Another sister agreed that the production impacted her in a personal way. Sister M. Clemengia felt she related to Tolton’s difficulties and was amazed by his strength to continue to do God’s will for him.
“His humility in the face of persecution really inspired me. When I feel rejected and abandoned, I know that living a humble life draws us closer to God. His humility is very inspiring to me,” Sister M. Clemengia said.
Goodnight concluded the performance by thanking the crowd for showing love and support for Tolton. Father Zenhle presented Goodnight with a few tokens of appreciation ending the performance; two pictures in frames. One picture of Father Tolton himself and the other, a picture of a location they visited prior to the performance. In his conclusion, he mentioned travelling to Quincy was essentially a ‘homecoming’ for him, as he was able to experience his role in a whole new way.
“It’s been a personal blessing to me to be able to portray this dear man and know that he loved this city, he loved it very much, and so I feel that love when I come,” Goodnight said.

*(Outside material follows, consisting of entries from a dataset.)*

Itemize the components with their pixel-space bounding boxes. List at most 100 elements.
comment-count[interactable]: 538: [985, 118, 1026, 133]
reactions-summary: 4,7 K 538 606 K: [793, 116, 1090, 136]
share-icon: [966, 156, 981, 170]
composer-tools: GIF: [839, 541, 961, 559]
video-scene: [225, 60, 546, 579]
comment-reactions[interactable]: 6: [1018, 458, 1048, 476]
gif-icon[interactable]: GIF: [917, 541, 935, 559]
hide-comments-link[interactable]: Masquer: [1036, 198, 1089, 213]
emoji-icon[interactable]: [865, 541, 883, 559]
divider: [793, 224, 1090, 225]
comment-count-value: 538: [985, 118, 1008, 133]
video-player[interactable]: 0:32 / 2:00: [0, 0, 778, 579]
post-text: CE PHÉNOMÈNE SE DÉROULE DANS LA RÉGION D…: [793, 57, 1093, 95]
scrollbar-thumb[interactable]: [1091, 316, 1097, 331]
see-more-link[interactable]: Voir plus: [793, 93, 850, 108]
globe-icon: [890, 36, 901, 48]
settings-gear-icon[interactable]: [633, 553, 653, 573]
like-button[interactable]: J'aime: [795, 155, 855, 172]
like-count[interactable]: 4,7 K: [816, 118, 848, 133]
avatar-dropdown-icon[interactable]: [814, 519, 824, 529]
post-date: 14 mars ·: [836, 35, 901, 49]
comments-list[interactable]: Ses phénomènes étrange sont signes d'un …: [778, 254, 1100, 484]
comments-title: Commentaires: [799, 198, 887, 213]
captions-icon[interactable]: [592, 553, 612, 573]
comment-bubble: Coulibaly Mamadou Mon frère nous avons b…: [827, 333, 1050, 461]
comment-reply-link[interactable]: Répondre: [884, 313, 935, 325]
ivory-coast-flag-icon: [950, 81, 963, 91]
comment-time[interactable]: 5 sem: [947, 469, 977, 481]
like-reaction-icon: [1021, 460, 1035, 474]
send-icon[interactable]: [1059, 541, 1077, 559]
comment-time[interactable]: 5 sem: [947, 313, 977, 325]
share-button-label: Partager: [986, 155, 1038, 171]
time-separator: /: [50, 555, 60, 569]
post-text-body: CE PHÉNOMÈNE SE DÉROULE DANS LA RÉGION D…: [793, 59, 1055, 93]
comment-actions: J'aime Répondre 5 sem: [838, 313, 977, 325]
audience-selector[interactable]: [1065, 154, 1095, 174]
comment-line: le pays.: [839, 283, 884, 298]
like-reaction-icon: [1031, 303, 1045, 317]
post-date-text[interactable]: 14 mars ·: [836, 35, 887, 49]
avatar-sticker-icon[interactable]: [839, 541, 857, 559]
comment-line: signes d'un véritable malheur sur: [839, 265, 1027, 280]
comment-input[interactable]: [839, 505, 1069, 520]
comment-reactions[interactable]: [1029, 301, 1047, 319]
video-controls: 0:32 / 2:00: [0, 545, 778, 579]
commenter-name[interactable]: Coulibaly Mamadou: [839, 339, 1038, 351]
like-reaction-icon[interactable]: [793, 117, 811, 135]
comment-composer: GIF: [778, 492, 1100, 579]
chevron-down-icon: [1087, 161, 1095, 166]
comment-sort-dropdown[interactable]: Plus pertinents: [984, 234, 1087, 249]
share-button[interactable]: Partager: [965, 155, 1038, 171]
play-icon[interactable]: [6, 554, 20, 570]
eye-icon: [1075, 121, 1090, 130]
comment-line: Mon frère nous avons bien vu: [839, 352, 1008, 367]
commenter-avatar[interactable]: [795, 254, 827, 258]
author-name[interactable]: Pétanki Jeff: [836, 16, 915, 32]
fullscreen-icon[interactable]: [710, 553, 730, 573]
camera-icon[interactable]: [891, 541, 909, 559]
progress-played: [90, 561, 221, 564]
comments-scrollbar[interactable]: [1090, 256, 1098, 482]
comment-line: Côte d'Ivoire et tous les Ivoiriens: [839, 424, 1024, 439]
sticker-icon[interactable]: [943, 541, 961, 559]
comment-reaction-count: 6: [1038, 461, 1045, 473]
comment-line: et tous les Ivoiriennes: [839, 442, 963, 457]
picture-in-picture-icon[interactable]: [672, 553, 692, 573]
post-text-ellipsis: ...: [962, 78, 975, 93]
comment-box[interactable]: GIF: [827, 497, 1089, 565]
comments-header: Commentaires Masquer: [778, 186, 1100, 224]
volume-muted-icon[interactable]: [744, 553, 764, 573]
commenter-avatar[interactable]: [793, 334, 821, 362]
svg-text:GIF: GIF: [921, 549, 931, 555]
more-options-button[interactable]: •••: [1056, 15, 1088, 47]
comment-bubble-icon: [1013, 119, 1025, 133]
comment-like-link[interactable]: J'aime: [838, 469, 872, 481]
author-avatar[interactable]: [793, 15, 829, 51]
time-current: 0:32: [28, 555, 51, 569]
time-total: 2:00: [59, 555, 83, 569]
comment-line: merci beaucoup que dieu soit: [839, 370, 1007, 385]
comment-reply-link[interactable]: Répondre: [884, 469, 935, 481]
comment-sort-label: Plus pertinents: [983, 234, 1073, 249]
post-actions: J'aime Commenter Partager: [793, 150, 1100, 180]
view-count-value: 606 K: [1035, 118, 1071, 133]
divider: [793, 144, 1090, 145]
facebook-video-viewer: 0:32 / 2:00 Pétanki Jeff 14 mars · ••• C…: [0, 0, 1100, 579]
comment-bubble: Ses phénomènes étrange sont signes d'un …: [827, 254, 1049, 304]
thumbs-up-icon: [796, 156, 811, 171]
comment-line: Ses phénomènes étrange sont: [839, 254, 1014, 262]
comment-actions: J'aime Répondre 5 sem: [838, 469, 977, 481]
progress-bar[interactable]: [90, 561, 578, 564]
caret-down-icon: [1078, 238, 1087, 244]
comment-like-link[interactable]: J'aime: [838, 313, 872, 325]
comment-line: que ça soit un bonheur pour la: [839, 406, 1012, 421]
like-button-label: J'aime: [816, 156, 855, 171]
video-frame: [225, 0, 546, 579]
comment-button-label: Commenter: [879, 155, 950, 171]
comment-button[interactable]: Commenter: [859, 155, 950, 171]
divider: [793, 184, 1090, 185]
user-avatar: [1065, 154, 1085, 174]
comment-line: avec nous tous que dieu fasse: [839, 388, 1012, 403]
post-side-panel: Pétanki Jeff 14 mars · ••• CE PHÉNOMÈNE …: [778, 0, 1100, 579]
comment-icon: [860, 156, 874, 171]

Goodnight has previously been involved in theatre, youth ministry, public service, radio and film. He is a convert to the Catholic faith with his wife, Cheryl and six children. He was chosen for the role by chance, after researching the role and filling out an application online. Goodnight believed he was meant to play this part, not only for himself, but so other people can experience Tolton’s story. Productions are expected to continue. Goodnight’s performance of Tolton, From Slave To Priest is a traveling production.